Krankenhäuser und Seniorenheime nach wirtschaftlichen Gesichtspunkten erfolgreich führen und gleichzeitig christliche Werte umzusetzen – geht das überhaupt?

Elimar Brandt
Günter Mahler hat im Februar 2010 dazu Mag. theol. Elimar Brandt gefragt, bis September 2010 Geschäftsführender Direktor der Immanuel Diakonie.

Könnten Sie, Herr Brandt, in gleicher Weise bei einem öffentlichen Träger arbeiten?

Nein, das könnte ich nicht. Ich bin aus Überzeugung Pastor. Ich sehe meine Aufgabe als Geschäftsführer immer auch als eine pastorale Aufgabe. Dazu bedarf es auch der entsprechenden Weltanschauung, die ich teilen kann.

Spielt christliche Ethik auch im Arbeitsalltag eines Diakoniedirektors eine Rolle?

Das hängt davon ab, inwieweit ich durch christliche Ethik durchwirkt bin.
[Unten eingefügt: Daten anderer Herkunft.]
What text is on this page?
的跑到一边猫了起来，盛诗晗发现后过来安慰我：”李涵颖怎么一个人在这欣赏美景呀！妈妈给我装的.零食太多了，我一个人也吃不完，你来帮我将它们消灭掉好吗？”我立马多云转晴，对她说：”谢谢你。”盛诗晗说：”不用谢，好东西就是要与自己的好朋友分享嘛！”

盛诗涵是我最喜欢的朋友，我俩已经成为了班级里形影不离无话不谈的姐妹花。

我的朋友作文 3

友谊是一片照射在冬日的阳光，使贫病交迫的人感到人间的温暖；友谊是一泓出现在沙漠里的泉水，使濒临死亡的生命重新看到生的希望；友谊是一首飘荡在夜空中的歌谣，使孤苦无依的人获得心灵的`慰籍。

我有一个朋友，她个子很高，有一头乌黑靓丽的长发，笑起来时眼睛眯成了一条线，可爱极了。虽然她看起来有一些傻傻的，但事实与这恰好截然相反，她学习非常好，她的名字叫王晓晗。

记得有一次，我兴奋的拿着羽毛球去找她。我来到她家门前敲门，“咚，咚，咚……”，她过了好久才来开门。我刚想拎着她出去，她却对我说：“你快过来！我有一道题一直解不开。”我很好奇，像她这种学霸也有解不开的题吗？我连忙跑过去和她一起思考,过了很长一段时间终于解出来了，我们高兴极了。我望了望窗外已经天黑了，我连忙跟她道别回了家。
Mein Charakter ist davon bestimmt und geprägt. Deshalb: Was immer ich auch anpacke, auch an formalistischen Vorgängen, das gehe ich immer an als ein Mensch, der vom Evangelium durchdrungen ist. Durch diese Prägung gehe ich davon aus, dass meine Art der Geschäftsführertätigkeit – also Verantwortung zu tragen, Gespräche zu führen und Entscheidungen zu treffen – davon immer mit bestimmt wird. Ich muss mich, wo immer ich bin, authentisch als Christ, als Jünger Jesu zeigen. Und ich muss mich nie schämen müssen darüber, dass jemand mir vorwerfen kann: „Und det is n Pastor“.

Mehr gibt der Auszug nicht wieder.